TRISUM: Five in One
Catatan seputar konser peluncuran album kedua Trisum, Five in One, Rolling Stone Café Jakarta.
Langit Jakarta Jumat malam (18/2) lalu terbilang cerah, tak ada gugusan awan, apalagi hujan yang menghalangi sinaran bulan purnama. Untunglah, karena cuaca itu sangat mendukung untuk berlangsungnya konser rilis album kedua Trisum bertajuk Five in One di sebuah panggung yang terletak di Rolling Stone Café. Pukul setengah sembilan, 90 menit mundur dari jadwal tertulis, akhirnya panggung mulai bergetar.
Sebelum memasuki venue, tiap penonton dibekali sebuah CD gres Trisum berjudul Five in One yang berisi sembilan trek hasil garapan Dewa Budjana, Tohpati, Balawan, dan Indro. Kejenuhan audiens yang hampir puncak akhirnya terobati dengan nomor pembuka pertunjukan “Five in One,” memicu adrenalin lewat riff gitar distorsif khas heavy metal, hentakan drum energik, serta dentuman bas yang suportif. Judul album kedua itu sekaligus menegaskan bahwa kini Trisum sejatinya adalah berlima, dengan masuknya Indro sebagai basis dan Yesaya Wilander Soemantri (Echa) selaku penabuh drum serta keduanya menjadi anggota tetap.

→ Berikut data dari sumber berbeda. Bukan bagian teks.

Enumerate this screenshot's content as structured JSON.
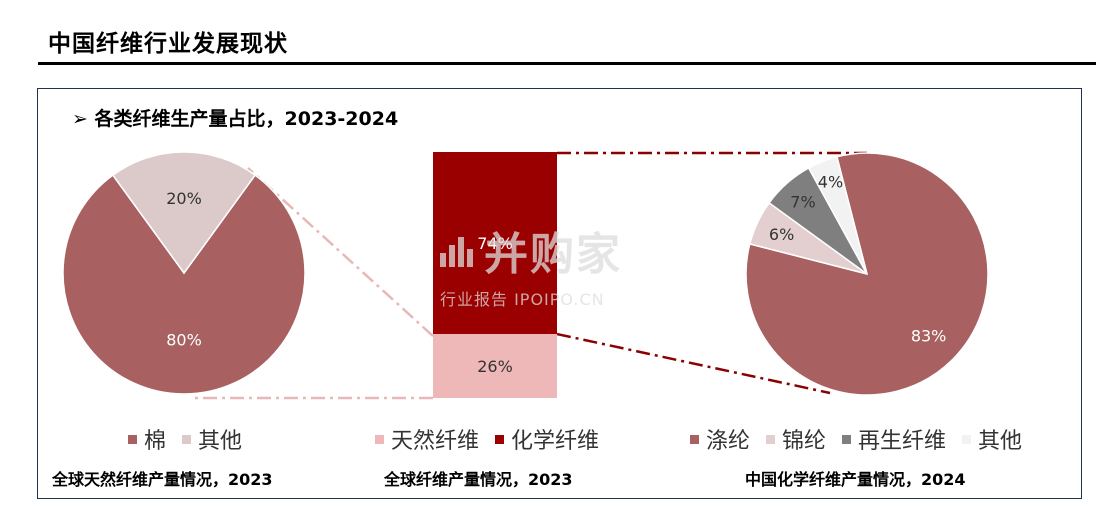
{
  "page": {
    "title": "中国纤维行业发展现状",
    "section_heading": "➢ 各类纤维生产量占比，2023-2024"
  },
  "colors": {
    "cotton": "#a86060",
    "natural": "#efb8b8",
    "chemical": "#9b0000",
    "polyester": "#a86060",
    "nylon": "#e3cfcf",
    "recycled": "#7f7f7f",
    "other_light": "#f2f2f2",
    "other_natural": "#dcc9c9",
    "connector_light": "#e8b8b8",
    "connector_dark": "#8b0000"
  },
  "watermark": {
    "logo_text": "并购家",
    "sub_text": "行业报告 IPOIPO.CN"
  },
  "chart_data": [
    {
      "type": "pie",
      "caption": "全球天然纤维产量情况，2023",
      "slices": [
        {
          "name": "棉",
          "value": 80,
          "label": "80%"
        },
        {
          "name": "其他",
          "value": 20,
          "label": "20%"
        }
      ],
      "legend": [
        "棉",
        "其他"
      ],
      "legend_position": "bottom"
    },
    {
      "type": "bar",
      "stacked": true,
      "caption": "全球纤维产量情况，2023",
      "segments": [
        {
          "name": "天然纤维",
          "value": 26,
          "label": "26%"
        },
        {
          "name": "化学纤维",
          "value": 74,
          "label": "74%"
        }
      ],
      "legend": [
        "天然纤维",
        "化学纤维"
      ],
      "legend_position": "bottom"
    },
    {
      "type": "pie",
      "caption": "中国化学纤维产量情况，2024",
      "slices": [
        {
          "name": "涤纶",
          "value": 83,
          "label": "83%"
        },
        {
          "name": "锦纶",
          "value": 6,
          "label": "6%"
        },
        {
          "name": "再生纤维",
          "value": 7,
          "label": "7%"
        },
        {
          "name": "其他",
          "value": 4,
          "label": "4%"
        }
      ],
      "legend": [
        "涤纶",
        "锦纶",
        "再生纤维",
        "其他"
      ],
      "legend_position": "bottom"
    }
  ]
}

Tak hanya menyuguhkan hingar-bingar dan lengkingan gitar elektrik, ketiga pendekar gitar itu pun duduk manis sembari memainkan gitar akustik. Balawan memecah tawa hadirin waktu ia berkelakar, “saya sebenarnya agak takut kalau disuruh main akustik, mainnya banyak, bayarannya sedikit, dan bikin jari sakit,” dengan logat Bali kental. Apapun alasannya, mereka bertiga tampil atraktif ketika melantunkan komposisi Balawan, “Love to Be Around You” dan “All You Can Eat” yang berpola ritmis interlocking dengan teknik slapping oleh Tohpati dan guitar banjo Budjana. Bahasa musikal berupa trading fours terdapat pada hampir tiap nomor. Kelimanya berakrobat lewat ide-ide spontan responsorial yang seringkali di luar dugaan. Salah satunya tampak dalam “Unyil” yang dirombak bergaya fusion dan rock progresif.

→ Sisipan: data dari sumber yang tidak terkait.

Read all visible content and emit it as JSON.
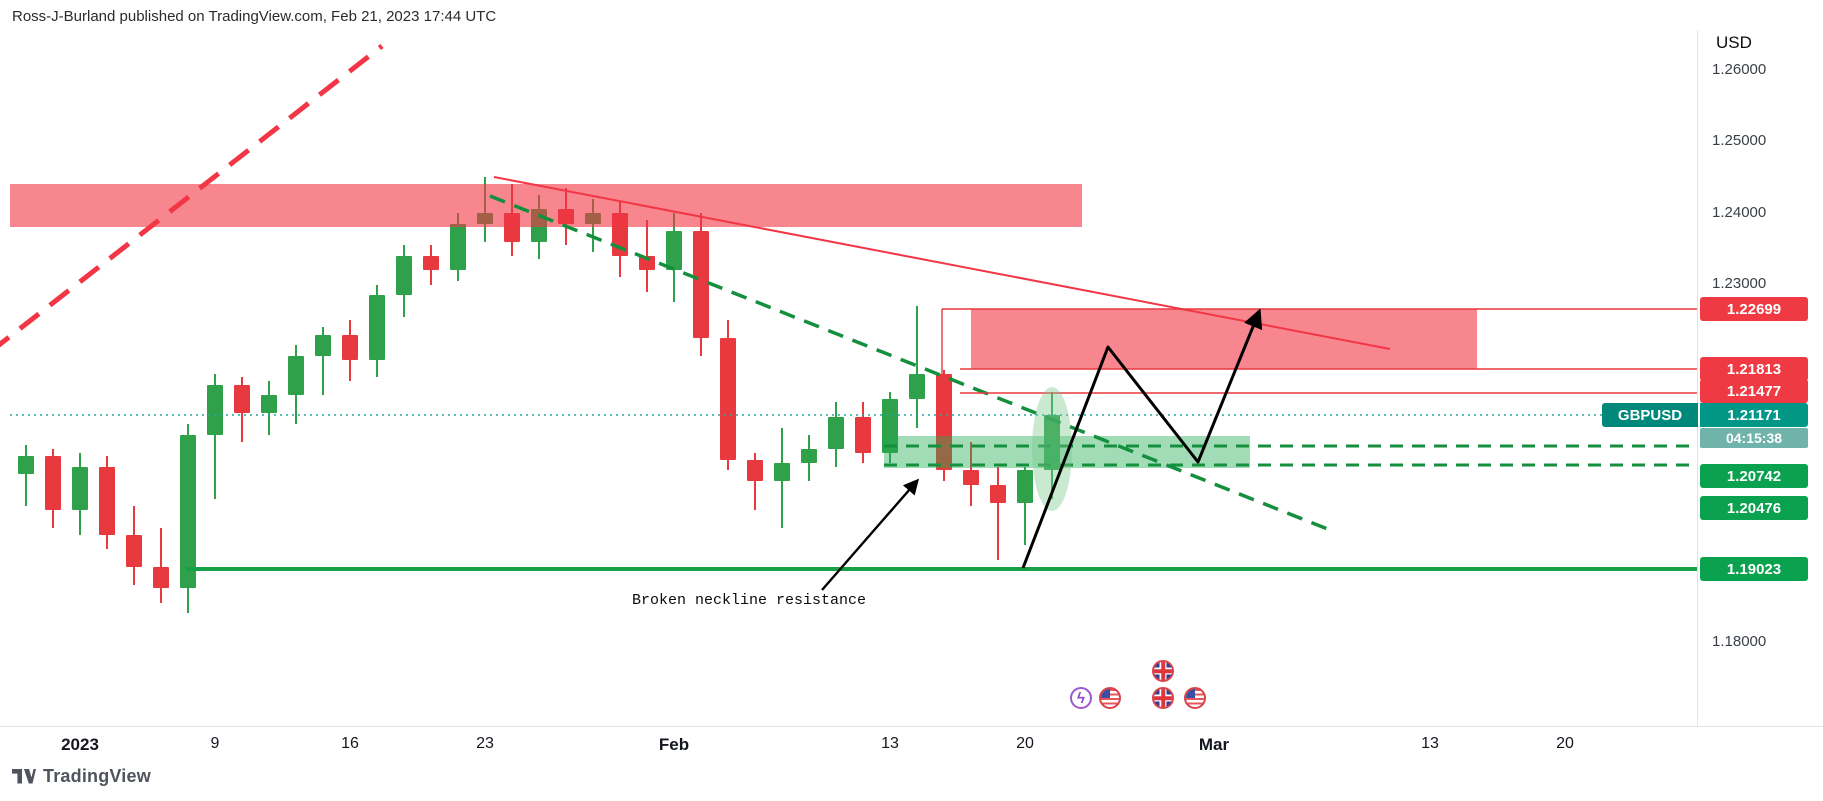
{
  "byline": "Ross-J-Burland published on TradingView.com, Feb 21, 2023 17:44 UTC",
  "axis": {
    "currency": "USD",
    "plain_labels": [
      "1.26000",
      "1.25000",
      "1.24000",
      "1.23000",
      "1.18000"
    ],
    "time_labels": [
      "2023",
      "9",
      "16",
      "23",
      "Feb",
      "13",
      "20",
      "Mar",
      "13",
      "20"
    ]
  },
  "symbol_label": {
    "name": "GBPUSD",
    "price": "1.21171",
    "countdown": "04:15:38"
  },
  "levels": {
    "r1": {
      "label": "1.22699",
      "color": "#ef3a44",
      "role": "resistance"
    },
    "r2": {
      "label": "1.21813",
      "color": "#ef3a44",
      "role": "resistance"
    },
    "r3": {
      "label": "1.21477",
      "color": "#ef3a44",
      "role": "resistance"
    },
    "s1": {
      "label": "1.20742",
      "color": "#0aa14f",
      "role": "support"
    },
    "s2": {
      "label": "1.20476",
      "color": "#0aa14f",
      "role": "support"
    },
    "s3": {
      "label": "1.19023",
      "color": "#0aa14f",
      "role": "support"
    }
  },
  "annotations": {
    "neckline": "Broken neckline resistance"
  },
  "footer": {
    "logo": "TradingView"
  },
  "chart_data": {
    "type": "candlestick",
    "symbol": "GBPUSD",
    "quote_currency": "USD",
    "current_price": 1.21171,
    "countdown_to_bar_close": "04:15:38",
    "x_tick_labels": [
      "2023",
      "9",
      "16",
      "23",
      "Feb",
      "13",
      "20",
      "Mar",
      "13",
      "20"
    ],
    "y_tick_labels": [
      1.26,
      1.25,
      1.24,
      1.23,
      1.18
    ],
    "y_axis_range": [
      1.168,
      1.265
    ],
    "grid": false,
    "candles_ohlc": [
      [
        1.2035,
        1.2075,
        1.199,
        1.206
      ],
      [
        1.206,
        1.207,
        1.196,
        1.1985
      ],
      [
        1.1985,
        1.2065,
        1.195,
        1.2045
      ],
      [
        1.2045,
        1.206,
        1.193,
        1.195
      ],
      [
        1.195,
        1.199,
        1.188,
        1.1905
      ],
      [
        1.1905,
        1.196,
        1.1855,
        1.1875
      ],
      [
        1.1875,
        1.2105,
        1.184,
        1.209
      ],
      [
        1.209,
        1.2175,
        1.2,
        1.216
      ],
      [
        1.216,
        1.217,
        1.208,
        1.212
      ],
      [
        1.212,
        1.2165,
        1.209,
        1.2145
      ],
      [
        1.2145,
        1.2215,
        1.2105,
        1.22
      ],
      [
        1.22,
        1.224,
        1.2145,
        1.223
      ],
      [
        1.223,
        1.225,
        1.2165,
        1.2195
      ],
      [
        1.2195,
        1.23,
        1.217,
        1.2285
      ],
      [
        1.2285,
        1.2355,
        1.2255,
        1.234
      ],
      [
        1.234,
        1.2355,
        1.23,
        1.232
      ],
      [
        1.232,
        1.24,
        1.2305,
        1.2385
      ],
      [
        1.2385,
        1.245,
        1.236,
        1.24
      ],
      [
        1.24,
        1.244,
        1.234,
        1.236
      ],
      [
        1.236,
        1.2425,
        1.2335,
        1.2405
      ],
      [
        1.2405,
        1.2435,
        1.2355,
        1.2385
      ],
      [
        1.2385,
        1.242,
        1.2345,
        1.24
      ],
      [
        1.24,
        1.2415,
        1.231,
        1.234
      ],
      [
        1.234,
        1.239,
        1.229,
        1.232
      ],
      [
        1.232,
        1.24,
        1.2275,
        1.2375
      ],
      [
        1.2375,
        1.24,
        1.22,
        1.2225
      ],
      [
        1.2225,
        1.225,
        1.204,
        1.2055
      ],
      [
        1.2055,
        1.2065,
        1.1985,
        1.2025
      ],
      [
        1.2025,
        1.21,
        1.196,
        1.205
      ],
      [
        1.205,
        1.209,
        1.2025,
        1.207
      ],
      [
        1.207,
        1.2135,
        1.2045,
        1.2115
      ],
      [
        1.2115,
        1.2135,
        1.205,
        1.2065
      ],
      [
        1.2065,
        1.215,
        1.205,
        1.214
      ],
      [
        1.214,
        1.227,
        1.21,
        1.2175
      ],
      [
        1.2175,
        1.218,
        1.2025,
        1.204
      ],
      [
        1.204,
        1.208,
        1.199,
        1.202
      ],
      [
        1.202,
        1.2045,
        1.1915,
        1.1995
      ],
      [
        1.1995,
        1.2045,
        1.1935,
        1.204
      ],
      [
        1.204,
        1.215,
        1.2,
        1.2117
      ]
    ],
    "horizontal_levels": [
      {
        "price": 1.22699,
        "style": "solid",
        "color": "#ef3a44"
      },
      {
        "price": 1.21813,
        "style": "solid",
        "color": "#ef3a44"
      },
      {
        "price": 1.21477,
        "style": "solid",
        "color": "#ef3a44"
      },
      {
        "price": 1.21171,
        "style": "dotted-current-price",
        "color": "#26a69a"
      },
      {
        "price": 1.20742,
        "style": "dashed",
        "color": "#148f3e"
      },
      {
        "price": 1.20476,
        "style": "dashed",
        "color": "#148f3e"
      },
      {
        "price": 1.19023,
        "style": "solid",
        "color": "#18a048"
      }
    ],
    "zones": [
      {
        "type": "supply",
        "price_from": 1.2378,
        "price_to": 1.244,
        "color": "#f23645"
      },
      {
        "type": "supply",
        "price_from": 1.21813,
        "price_to": 1.22699,
        "color": "#f23645"
      },
      {
        "type": "demand",
        "price_from": 1.2045,
        "price_to": 1.2085,
        "color": "#22ab50"
      }
    ],
    "trendlines": [
      {
        "name": "rising-dashed",
        "color": "#f23645",
        "style": "dashed"
      },
      {
        "name": "falling-resistance",
        "color": "#f23645",
        "style": "solid"
      },
      {
        "name": "falling-dashed",
        "color": "#148f3e",
        "style": "dashed"
      }
    ],
    "annotation_text": "Broken neckline resistance"
  }
}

Basis Indro turut beraksi waktu memainkan komposisi gubahannya, “Bread Jam Bread” yang awalnya berupa solo bas dan tak lama berselang drummer Echa menyambangi dengan pukulan dan tendangan merentak. Jadilah sebuah jam session drum dan bas memikat, diamini oleh riuh decak kagum dan tepuk tangan audiens. Sebuah komposisi yang paling terasa nuansa jazz-nya adalah “Bubi’s” oleh Budjana yang berdenyut swing, bentuk rekognisi atas pianis jazz senior Bubi Chen.
Konser hampir usai waktu nomor milik Tohpati, “Rahwana” dimainkan. Komposisi yang meleburkan unsur etnik, fusion, dan rock progresif lewat sinkopasi serta unison njelimet pada tema utama. Dalam bagian ini, Budjana kembali beraksi dengan guitar banjo-nya. Setelah diprovokasi oleh penonton, kelimanya — yang telah turun panggung, akhirnya memberikan encore sebuah trek dari album pertama, aransemen Tohpati atas lagu tradisional “Cublak-Cublak Suweng” yang menyelipkan olahan ritme gamelan Bali. Setelah itu, pertunjukan barulah benar-benar tuntas.